現在、伊那市では移住希望者への対応として「空き家バンクを利用した移住者への住居支援」や「移住者への補助金制度」など、さまざまな移住定住施策を実施しているが、発信するコンテンツは用意されているものの、その発信チャネルはホームページや市関係の窓口に限定され、さらに閉庁時には移住希望者からの相談受付ができない状態となっている。

そのため、移住希望者の多くは伊那市ホームページに掲載された情報しか入手できないほか、平日夜間や土日祝日は相談窓口が閉まっているために、相談できないという課題があったという。

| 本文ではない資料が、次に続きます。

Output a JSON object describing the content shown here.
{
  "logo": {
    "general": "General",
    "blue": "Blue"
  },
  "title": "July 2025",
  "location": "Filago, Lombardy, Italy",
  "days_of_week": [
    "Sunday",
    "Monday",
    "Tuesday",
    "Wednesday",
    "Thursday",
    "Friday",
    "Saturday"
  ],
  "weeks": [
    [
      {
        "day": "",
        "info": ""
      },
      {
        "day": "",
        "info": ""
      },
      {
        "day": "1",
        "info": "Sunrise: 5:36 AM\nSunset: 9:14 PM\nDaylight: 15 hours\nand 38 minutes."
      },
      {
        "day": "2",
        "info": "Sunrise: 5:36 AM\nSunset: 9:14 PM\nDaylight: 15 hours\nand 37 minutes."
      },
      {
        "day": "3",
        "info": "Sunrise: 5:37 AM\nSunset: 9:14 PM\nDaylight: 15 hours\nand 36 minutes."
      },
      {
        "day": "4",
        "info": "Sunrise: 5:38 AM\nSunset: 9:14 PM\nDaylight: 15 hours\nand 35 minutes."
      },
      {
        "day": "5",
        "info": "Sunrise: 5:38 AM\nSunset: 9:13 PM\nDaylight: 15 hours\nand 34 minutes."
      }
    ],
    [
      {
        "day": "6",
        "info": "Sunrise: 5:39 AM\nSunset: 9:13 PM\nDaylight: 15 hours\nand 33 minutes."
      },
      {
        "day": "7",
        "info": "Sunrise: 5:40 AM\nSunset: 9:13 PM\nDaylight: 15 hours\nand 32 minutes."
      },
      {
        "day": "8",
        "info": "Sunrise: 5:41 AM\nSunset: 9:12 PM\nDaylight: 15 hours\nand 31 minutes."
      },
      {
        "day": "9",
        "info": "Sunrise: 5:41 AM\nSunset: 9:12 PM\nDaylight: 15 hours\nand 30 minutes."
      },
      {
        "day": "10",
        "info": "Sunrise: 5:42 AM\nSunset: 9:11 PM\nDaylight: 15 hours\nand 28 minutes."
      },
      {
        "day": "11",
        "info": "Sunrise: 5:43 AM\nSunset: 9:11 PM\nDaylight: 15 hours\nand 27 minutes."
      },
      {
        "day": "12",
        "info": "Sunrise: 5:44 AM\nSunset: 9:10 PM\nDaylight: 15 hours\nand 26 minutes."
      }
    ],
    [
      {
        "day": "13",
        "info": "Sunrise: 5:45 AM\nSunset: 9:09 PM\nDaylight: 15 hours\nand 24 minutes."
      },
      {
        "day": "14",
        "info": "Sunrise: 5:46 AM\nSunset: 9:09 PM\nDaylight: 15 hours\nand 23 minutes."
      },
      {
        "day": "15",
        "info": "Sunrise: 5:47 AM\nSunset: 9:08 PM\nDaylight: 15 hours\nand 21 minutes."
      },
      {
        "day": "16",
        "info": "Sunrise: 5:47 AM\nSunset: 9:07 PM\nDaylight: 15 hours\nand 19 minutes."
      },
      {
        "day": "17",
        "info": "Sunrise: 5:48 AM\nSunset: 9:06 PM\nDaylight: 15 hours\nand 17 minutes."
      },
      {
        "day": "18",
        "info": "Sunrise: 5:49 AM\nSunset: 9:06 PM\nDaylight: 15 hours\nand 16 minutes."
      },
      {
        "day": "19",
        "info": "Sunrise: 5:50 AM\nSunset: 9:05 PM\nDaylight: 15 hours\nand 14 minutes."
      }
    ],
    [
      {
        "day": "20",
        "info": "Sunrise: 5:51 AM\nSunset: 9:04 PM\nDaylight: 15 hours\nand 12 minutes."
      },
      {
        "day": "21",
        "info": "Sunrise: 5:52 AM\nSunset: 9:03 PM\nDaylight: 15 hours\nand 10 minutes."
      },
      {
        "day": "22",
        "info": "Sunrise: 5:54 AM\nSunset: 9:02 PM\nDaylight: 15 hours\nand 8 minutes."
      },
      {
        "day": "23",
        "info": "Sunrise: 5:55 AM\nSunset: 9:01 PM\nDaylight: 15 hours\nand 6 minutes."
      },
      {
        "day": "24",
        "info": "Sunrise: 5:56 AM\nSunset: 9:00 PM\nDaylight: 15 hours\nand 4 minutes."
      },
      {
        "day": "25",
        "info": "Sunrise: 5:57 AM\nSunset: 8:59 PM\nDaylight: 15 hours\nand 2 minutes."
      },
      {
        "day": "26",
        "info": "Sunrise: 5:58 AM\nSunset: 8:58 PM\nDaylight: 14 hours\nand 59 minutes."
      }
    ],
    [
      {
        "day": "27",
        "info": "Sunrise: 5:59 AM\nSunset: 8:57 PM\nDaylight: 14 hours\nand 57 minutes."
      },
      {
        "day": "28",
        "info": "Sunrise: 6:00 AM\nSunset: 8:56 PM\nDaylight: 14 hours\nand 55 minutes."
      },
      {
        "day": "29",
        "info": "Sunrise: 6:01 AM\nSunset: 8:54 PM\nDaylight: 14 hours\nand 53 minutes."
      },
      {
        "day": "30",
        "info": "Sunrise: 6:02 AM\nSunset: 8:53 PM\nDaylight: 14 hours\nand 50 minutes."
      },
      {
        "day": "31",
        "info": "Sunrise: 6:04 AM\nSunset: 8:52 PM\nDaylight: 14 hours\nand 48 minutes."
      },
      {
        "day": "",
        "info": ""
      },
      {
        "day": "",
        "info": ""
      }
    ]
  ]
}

そこで、OKIは伊那市のこれらの課題を解決するため人と自然な対話を実現するAI対話エンジン「Ladadie」を活用し、伊那市と移住希望者をつなぐAIチャットボットを開発。

移住希望者はSNSを利用して移住に関する問い合わせを行い、AI対話エンジンを搭載したチャットボットによる最適な回答を受け取ることが可能となる。伊那市は閉庁時の夜間や土日祝日を含めた24時間対応を可能とすることで、移住希望者へのサービス品質の向上を目指す。引き続き、蓄積した問い合わせ履歴を精査の上でAIチャットボットに学習させることで、質問に対する回答を充実したものとし、一層便利な利用者サービスを構築する考えだ。